Information from the Florida Department of Agriculture and Consumer Services, for example, states that pet food and treats can be made from hemp extract. Guidance from the Michigan Department of Agriculture and Rural Development states that, while hemp cannot be sold or distributed in commercial feed products, a person can supplement their own pet’s food with hemp or hemp-derived products.

In April 2021, Montana Gov. Greg Gianforte signed a bill that allows inclusion of hemp and hemp derivatives in food for pets, horses, and livestock once the state receives confirmation those ingredients have FDA approval.

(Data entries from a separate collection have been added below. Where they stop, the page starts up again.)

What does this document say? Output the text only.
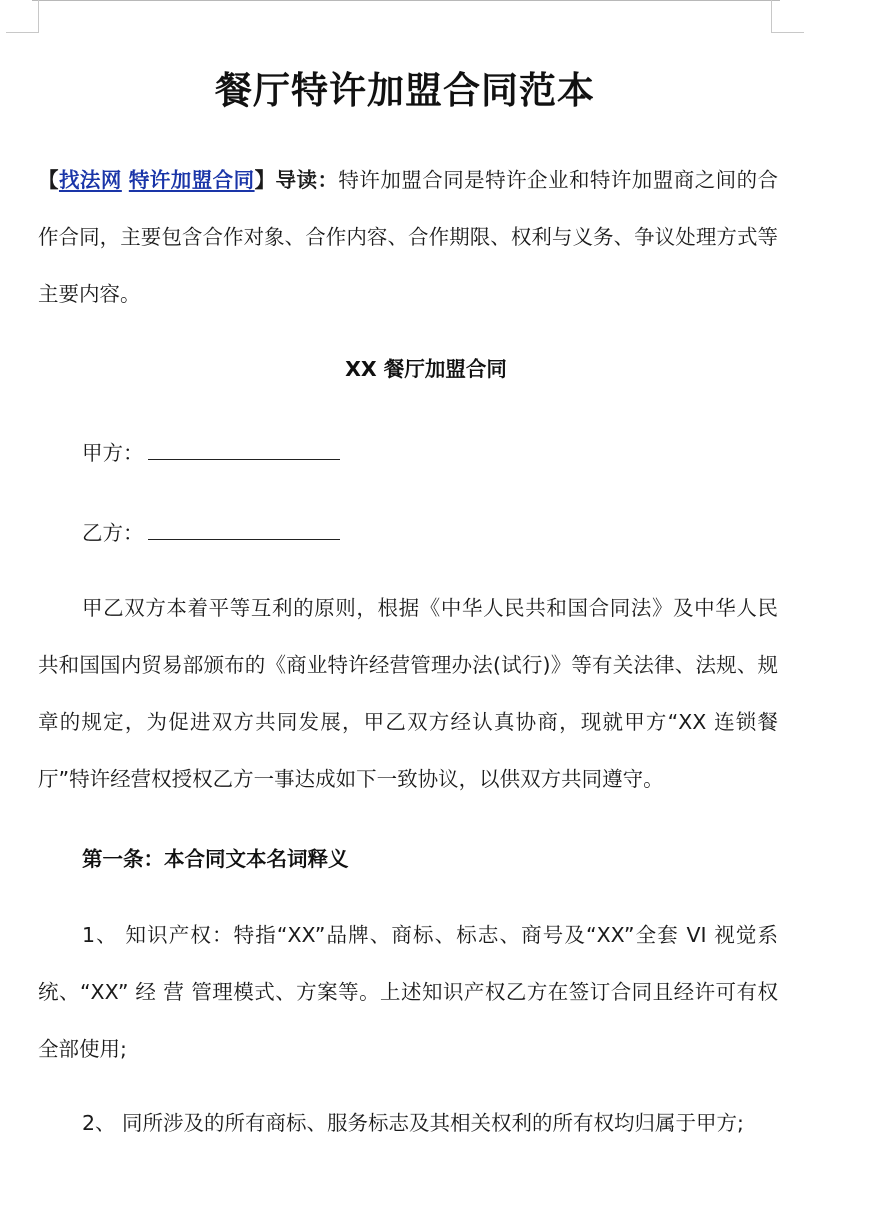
餐厅特许加盟合同范本
【找法网 特许加盟合同】导读：特许加盟合同是特许企业和特许加盟商之间的合作合同，主要包含合作对象、合作内容、合作期限、权利与义务、争议处理方式等主要内容。
XX 餐厅加盟合同
甲方：
乙方：
甲乙双方本着平等互利的原则，根据《中华人民共和国合同法》及中华人民共和国国内贸易部颁布的《商业特许经营管理办法(试行)》等有关法律、法规、规 章的规定，为促进双方共同发展，甲乙双方经认真协商，现就甲方“XX 连锁餐厅”特许经营权授权乙方一事达成如下一致协议，以供双方共同遵守。
第一条：本合同文本名词释义
1、 知识产权：特指“XX”品牌、商标、标志、商号及“XX”全套 VI 视觉系统、“XX” 经 营 管理模式、方案等。上述知识产权乙方在签订合同且经许可有权全部使用;
2、 同所涉及的所有商标、服务标志及其相关权利的所有权均归属于甲方;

The South Carolina Department of Agriculture, however, has had to warn animal feed manufacturers that hemp and cannabidiol remain unapproved for use in animal feed, according to a January 2020 announcement.

“Over the past year, SCDA has been educating store owners that commercial feed products containing hemp and CBD are illegal and should not be sold,” the announcement states.

In September 2021, AAFCO officials called for more research into the safety and nutritional benefits of feeding animals hemp and its byproducts. The organization encouraged the hemp and animal food industries to gather data useful toward defining ingredients and developing standards.

The Hemp Feed Coalition is one of the organizations working to gain federal approval of hemp products and, following AAFCO’s fall 2021 announcement, coalition representatives announced they were working with AAFCO and the FDA as well as supporting scientific studies. Coalition information indicates some farmers, livestock producers, horse owners, and pet owners are already feeding hemp to their animals.

“Our efforts over the past years have included working directly with federal and state regulators to create a path forward for gaining approval of hemp ingredients for inclusion in animal feeds for all species,” the coalition’s announcement states.

The seventeen organizations that sent February’s letter encourage state leaders and hemp proponents to work through the federal regulatory pathways used for all other animal feed ingredients.

“We urge state leaders to support research through universities or private labs so that the safety and utility of hemp can be fully understood before it is allowed for commercial purposes,” the letter states. “We encourage proponents to continue to assemble data, and to work on submitting applications through the established animal feed ingredient review process.”